There are those too who talk about how doing SM can be "therapeutic" for people with abuse issues. Bill has always felt (and I do too) that the dungeon is not the place to "do psychotherapy." As he points out, "If you do SM, street cleaning, or any other activity and do this as a conscious pattern, it allows us to move into new levels of conscious patterns," and perhaps come to terms with our old issues. And if you do anything without incorporating these so-called "conscious patterns of thought," you won't grow as an individual and you'll repeat the same mistakes over and over. It reminds me of someone I played with briefly last fall who suffered low self-esteem and yet it seemed ran into the same type of people over and over. Whether or not she is aware of her repeating patterns or not, I don't know. And it may be she feels comfortable repeating them. Since I obviously can't be very objective about this person based on only two scenes, I can't say for sure.

It isn't so much of doing SM specifically that might lead us into coming to terms with old issues, it's doing any activity where you realize "say, this is why this issue comes up for me!" In another example of this, a decade ago I did a scene involving anal play with a bottom who has been sexually abused.
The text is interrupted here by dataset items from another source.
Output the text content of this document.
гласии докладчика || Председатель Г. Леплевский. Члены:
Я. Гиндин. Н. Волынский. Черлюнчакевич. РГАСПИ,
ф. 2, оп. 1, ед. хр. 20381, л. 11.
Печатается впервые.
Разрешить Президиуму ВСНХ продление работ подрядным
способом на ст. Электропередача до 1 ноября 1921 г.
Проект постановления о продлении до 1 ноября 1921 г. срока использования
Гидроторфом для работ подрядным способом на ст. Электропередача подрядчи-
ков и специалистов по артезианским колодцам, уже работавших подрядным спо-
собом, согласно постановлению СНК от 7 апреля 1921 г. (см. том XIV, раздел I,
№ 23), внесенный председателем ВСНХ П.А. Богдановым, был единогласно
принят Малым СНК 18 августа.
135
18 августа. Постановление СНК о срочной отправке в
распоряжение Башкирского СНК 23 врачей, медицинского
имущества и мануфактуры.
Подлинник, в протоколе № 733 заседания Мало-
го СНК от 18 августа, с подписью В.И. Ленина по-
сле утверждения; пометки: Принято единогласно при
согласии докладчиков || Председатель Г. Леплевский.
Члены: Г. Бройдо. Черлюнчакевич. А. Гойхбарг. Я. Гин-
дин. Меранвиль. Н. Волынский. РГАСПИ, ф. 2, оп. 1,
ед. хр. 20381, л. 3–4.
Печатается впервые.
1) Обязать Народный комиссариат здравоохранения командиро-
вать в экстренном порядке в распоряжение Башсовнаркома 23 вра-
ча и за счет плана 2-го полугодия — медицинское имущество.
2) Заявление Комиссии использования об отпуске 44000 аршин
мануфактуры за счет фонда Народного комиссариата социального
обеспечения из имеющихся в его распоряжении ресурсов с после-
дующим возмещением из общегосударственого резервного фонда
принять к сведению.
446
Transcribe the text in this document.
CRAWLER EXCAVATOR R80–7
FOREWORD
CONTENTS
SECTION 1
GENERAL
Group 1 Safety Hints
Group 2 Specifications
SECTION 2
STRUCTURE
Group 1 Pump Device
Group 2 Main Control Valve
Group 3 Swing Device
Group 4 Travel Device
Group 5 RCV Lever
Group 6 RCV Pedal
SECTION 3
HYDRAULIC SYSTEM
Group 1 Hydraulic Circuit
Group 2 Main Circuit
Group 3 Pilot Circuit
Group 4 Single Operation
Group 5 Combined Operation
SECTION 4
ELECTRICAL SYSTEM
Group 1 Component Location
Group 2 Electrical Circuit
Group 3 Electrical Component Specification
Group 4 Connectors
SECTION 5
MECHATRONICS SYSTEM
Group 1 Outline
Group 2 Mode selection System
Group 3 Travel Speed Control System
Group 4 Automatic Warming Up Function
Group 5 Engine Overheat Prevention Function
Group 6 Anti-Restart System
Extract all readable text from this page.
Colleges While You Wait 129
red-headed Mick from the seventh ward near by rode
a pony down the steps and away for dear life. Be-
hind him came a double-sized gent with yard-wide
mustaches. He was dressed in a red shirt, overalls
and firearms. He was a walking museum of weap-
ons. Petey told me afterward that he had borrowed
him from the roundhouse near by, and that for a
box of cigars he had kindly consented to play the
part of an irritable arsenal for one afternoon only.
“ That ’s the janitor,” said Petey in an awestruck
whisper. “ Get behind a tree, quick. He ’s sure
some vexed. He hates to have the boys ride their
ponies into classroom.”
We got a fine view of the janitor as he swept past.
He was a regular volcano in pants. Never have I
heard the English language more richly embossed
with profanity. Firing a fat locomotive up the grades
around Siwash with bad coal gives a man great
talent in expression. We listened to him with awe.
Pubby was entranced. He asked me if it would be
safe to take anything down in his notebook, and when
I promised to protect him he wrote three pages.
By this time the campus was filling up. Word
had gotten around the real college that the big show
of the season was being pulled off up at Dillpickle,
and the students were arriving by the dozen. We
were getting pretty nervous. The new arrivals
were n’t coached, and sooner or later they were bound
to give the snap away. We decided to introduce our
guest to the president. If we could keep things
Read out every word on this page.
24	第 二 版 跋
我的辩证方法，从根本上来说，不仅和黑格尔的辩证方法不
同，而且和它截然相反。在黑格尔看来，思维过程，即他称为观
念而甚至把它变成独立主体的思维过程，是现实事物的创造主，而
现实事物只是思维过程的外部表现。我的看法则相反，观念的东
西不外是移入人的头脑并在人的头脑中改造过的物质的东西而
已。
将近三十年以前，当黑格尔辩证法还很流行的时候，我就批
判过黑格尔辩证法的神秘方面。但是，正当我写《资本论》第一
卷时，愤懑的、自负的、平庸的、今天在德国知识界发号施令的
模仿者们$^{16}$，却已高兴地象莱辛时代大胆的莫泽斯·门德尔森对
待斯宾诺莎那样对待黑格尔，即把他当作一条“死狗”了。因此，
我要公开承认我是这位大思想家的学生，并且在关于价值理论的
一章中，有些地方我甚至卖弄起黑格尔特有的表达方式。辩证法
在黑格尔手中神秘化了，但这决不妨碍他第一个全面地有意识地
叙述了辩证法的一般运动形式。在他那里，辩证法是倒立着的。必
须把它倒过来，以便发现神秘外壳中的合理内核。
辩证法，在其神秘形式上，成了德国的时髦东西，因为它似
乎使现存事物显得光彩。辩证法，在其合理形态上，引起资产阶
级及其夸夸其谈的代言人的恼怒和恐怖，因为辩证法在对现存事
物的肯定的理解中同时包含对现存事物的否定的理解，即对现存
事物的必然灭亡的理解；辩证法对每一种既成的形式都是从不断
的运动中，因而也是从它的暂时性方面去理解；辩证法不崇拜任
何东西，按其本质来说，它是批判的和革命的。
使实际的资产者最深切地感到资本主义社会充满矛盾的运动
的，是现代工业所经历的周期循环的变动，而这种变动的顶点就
She felt it would be "good therapy" for her to try it. I was understandably very nervous about doing this, but she assured me it was OK and she really wanted to try this. We proceeded, and the scene ended prematurely. She became very uncomfortable and we stopped. Everything turned out just fine after about 20 minutes or so, but it convinced me of the dangers of doing what I call "SM psychotherapy." Better to leave those kinds of issues to a trained professional.

Bill made one other point, which bears repeating, even if it sounds like an old cliché, which is, "IF you feel you are being abused in any situation, STOP." Very true.

I suppose my column this month has raised more questions than it really answers, and I feel a bit frustrated about that. But I think it also raises the question for those of you that practice SM and feel there was abuse in your past, how do you deal with it, what works and doesn't work for you?